An occasional series on long-time mission residents.
With all the changes occurring in the Mission, nostalgia crept up on me. I started to reminisce on what the neighborhood was like ten years ago. I then began to wonder what may have been here ten years before that or even twenty years or before I was even born 25 years ago.
There was really only one way to find accurate descriptions on the history of my neighborhood. I had to meet and talk to long-time residents.
First, I approached Florentino and Imelda Ortiz, who happen to be my uncle and aunt.
After moving around the Mission when they first arrived in the 1960s they settled in for good at their 24th street home in 1972. They’ve collectively been here over a century, which to me meant countless priceless memories. Here are their stories of what the Mission used to be like.
“We met in Santiago Papasquiaro, Durango Mexico in the 50s I think,” says Florentino. “We have five adult children and only three still live in San Francisco. It’s quite expensive to live and raise a family here.”
Florentino first came to the United States in 1950 with his brother. They arrived in Salinas and worked for a few years in a couple of different canneries and in the fields.
“The pay was’t great, but in those times I could buy a nice pair of Levi’s for a dollar and some change,” says Florentino, who still knows where you can find the cheapest gallon of milk in the Mission. (Right now a market on 24th seems to be in the lead with 2 gallons for $6.48.) Phil, the owner of Phil’z coffee, used to sell the cheapest milk from his liquor store on Folsom – that was long before he started his coffee business, he said.
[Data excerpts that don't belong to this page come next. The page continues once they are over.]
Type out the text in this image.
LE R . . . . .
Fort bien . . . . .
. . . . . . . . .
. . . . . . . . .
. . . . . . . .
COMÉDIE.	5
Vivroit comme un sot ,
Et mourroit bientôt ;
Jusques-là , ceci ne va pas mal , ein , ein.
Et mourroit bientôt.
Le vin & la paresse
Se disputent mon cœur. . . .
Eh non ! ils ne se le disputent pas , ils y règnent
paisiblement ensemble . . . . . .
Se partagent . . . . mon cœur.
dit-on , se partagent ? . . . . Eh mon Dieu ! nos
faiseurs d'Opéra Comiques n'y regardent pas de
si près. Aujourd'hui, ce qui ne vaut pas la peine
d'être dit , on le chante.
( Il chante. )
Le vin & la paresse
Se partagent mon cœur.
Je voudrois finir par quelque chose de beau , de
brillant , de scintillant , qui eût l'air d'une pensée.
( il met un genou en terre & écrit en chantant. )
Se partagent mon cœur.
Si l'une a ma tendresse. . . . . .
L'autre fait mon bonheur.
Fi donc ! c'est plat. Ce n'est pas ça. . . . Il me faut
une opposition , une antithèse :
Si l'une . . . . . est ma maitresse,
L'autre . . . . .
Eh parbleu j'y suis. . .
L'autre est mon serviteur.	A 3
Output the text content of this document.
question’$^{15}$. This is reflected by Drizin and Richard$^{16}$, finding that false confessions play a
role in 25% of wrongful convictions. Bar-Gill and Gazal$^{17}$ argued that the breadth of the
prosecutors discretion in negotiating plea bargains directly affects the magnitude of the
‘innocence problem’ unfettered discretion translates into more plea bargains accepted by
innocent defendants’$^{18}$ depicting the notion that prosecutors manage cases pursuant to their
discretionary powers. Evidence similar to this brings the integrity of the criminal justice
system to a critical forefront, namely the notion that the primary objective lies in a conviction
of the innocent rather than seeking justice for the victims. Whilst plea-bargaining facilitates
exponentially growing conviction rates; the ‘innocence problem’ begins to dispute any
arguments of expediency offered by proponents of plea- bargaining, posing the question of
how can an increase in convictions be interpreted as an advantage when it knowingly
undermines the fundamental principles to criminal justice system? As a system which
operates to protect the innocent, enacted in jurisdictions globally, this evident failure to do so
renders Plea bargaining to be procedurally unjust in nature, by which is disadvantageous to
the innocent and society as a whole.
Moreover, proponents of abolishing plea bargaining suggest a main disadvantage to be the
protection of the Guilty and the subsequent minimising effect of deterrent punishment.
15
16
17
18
After working in Salinas it was back to Durango, Mexico and then back to the states with Imelda, who clearly remembers the date she came. It was a moderate day in May of 1963. “The same moderate weather that is attracting all the Americans to San Francisco. That’s the main reason everyone moves here,” agreed the couple, apparently unaware of the dotcom boom. “Surely we are seeing more people because it never snows here and our summers aren’t so brutal. It’s the perfect place to live!” When I asked if they knew what a “techie” was, they responded, “No idea.” Google? “Tampoco” [Not that either.]
Imelda remembers there being a lot less foot traffic and also not as many Latinos. Imelda says that in the 1960s, “The majority of people in the Mission were Caucasian. Americans. It wasn’t until later that the Mission became primarily Hispanic, we were the minority at first.”
Imelda was a seamstress and had five children to attend to. Her first home was on 21st and Florida. She then moved with Florentino to 24th and Treat, where she says their room was tiny so they had to relocate to 20th and Folsom to live with a family. They finally landed at their permanent residence on Hampshire at 24th, where they have lived happily since 1972.
“Times were much more peaceful,” says Florentino of the past. “There were pachucos nearly everywhere at one point” he said, referring to the young slick Latinos. “They wore zoot suits and drove mostly really good cars but they didn’t cause anyone any harm. The gangsters on the street today are the ones you gotta worry about, they’ll shoot you for looking at them wrong.”
In 2008, a young man who was born and raised in the Mission was brutally slain just outside their home. The scuffle started down the street but the man was shot point blank at the bottom of the Ortiz family’s stairway.
“It was really bad and ugly, we had to talk to the police even though we hadn’t seen anything, and the friends and family of the victim also tried to get information from us. We just kept telling them we didn’t see anything. They congregated outside our home for weeks where they collected photos and candles of the young man. It was a very sad time for the community.”
Florentino explains that prior to the large influx of Latinos there was hardly any competition in the Mission. He was able to buy his home in part because it was much more affordable, and also because the union was keen on giving immigrants work.
“At one point union contractors and foremen would look for employees in places like 16th and Mission. At this time it was cleaner and their weren’t nearly as many people. There were winos here and there but not like now. During the 80’s things went downhill fast and drugs and alcohol took over big areas of the Mission. Everyone knew someone who was strung out or on the streets without a home,” says Florentino.
As a young couple they used to go to “discotecas,” or nightclubs, and movie theaters. They remember three: the Brava theatre, a theatre at 16th on Mission, and the New Mission theatre.
“Dear, do you remember walking home from the movies together? That was nice,” Imelda says, looking at Florentino. “When we arrived I went to watch Caballo Blanco at a small theatre on Mission and Cesar Chavez. It was my first time at a movie theatre and I slept through the entire movie! Oh My… ”
The couple says that most of their friends that immigrated and moved here around the same time they did were homeowners, and that most of them have passed away. Apparently purchasing a home was much more common in those times. When asked if they’d relocate they say, “We’re happy here and we’ve never had problems with anyone. Why would we move?”
In a place where the only thing that is constant is change, it is wonderful to see a married couple who have more or less remained traditional for more than six decades. I wonder if I too will be telling the story of my home to someone in 40 years. It seems so foreign but it is closer to the truth than one may think.